Рука Максима ныла чуть повыше кисти, и эта боль будила в нем не раскаяние за поднятый в ресторане дебош, а новое тревожное раздумье.
"Что-то неладное было со мной до сих пор, - лихорадочно быстро неслись в голове мысли. - И эта компания… И хлопоты матери… И Лидию обидел ни за что…"
Максиму представилось, что он может потерять ее навсегда из ребячьего упрямства, из ложного самолюбия, и ему захотелось тотчас же бежать к ней и молить о прощении. Но он лежал не двигаясь, голова его слегка кружилась и была тяжелой. Мысли путались.
Он не слышал, как вошла мать и присела на край кровати. Он очнулся от прикосновения ее мягкой руки ко лбу и услышал ласковый полушепот:
- Максик, что с тобой? Ты болен?
- Да, нездоровится, - угрюмо ответил Максим, закрывая рот ладонью, чтобы не дышать в лицо матери винным перегаром. Но она уже почуяла запах, бережно и в то же время боязливо гладила его волосы.

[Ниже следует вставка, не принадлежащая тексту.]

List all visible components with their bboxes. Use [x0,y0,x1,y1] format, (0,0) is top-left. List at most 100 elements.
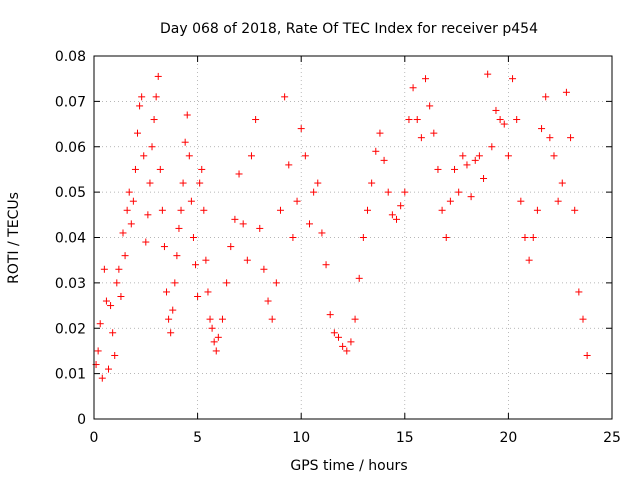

- Ты, наверное, выпил немножко с друзьями? Это ничего. Ради такого случая можно. Ведь ты теперь самостоятельный мужчина, - лился ее тихий обезволивающий голос. - Я тут тоже надумала собрать для тебя и твоих друзей в честь окончания института вечеринку… Позовешь кого надо… Повеселитесь…
- Благодарю, мама.
- Но ты, конечно, еще подумаешь… Мне ведь неудобно перед Аржановым, - вкрадчиво нашептывала Валентина Марковна. - Не огорчай меня, милый. Мне будет тяжело, когда ты уедешь и будешь где-то далеко, в ужасных условиях…
Максим резко отодвинулся:
- Мама, уже все решено. И не уговаривай. Я не могу стать трусом, плутом, перед товарищами, перед комсомольской организацией.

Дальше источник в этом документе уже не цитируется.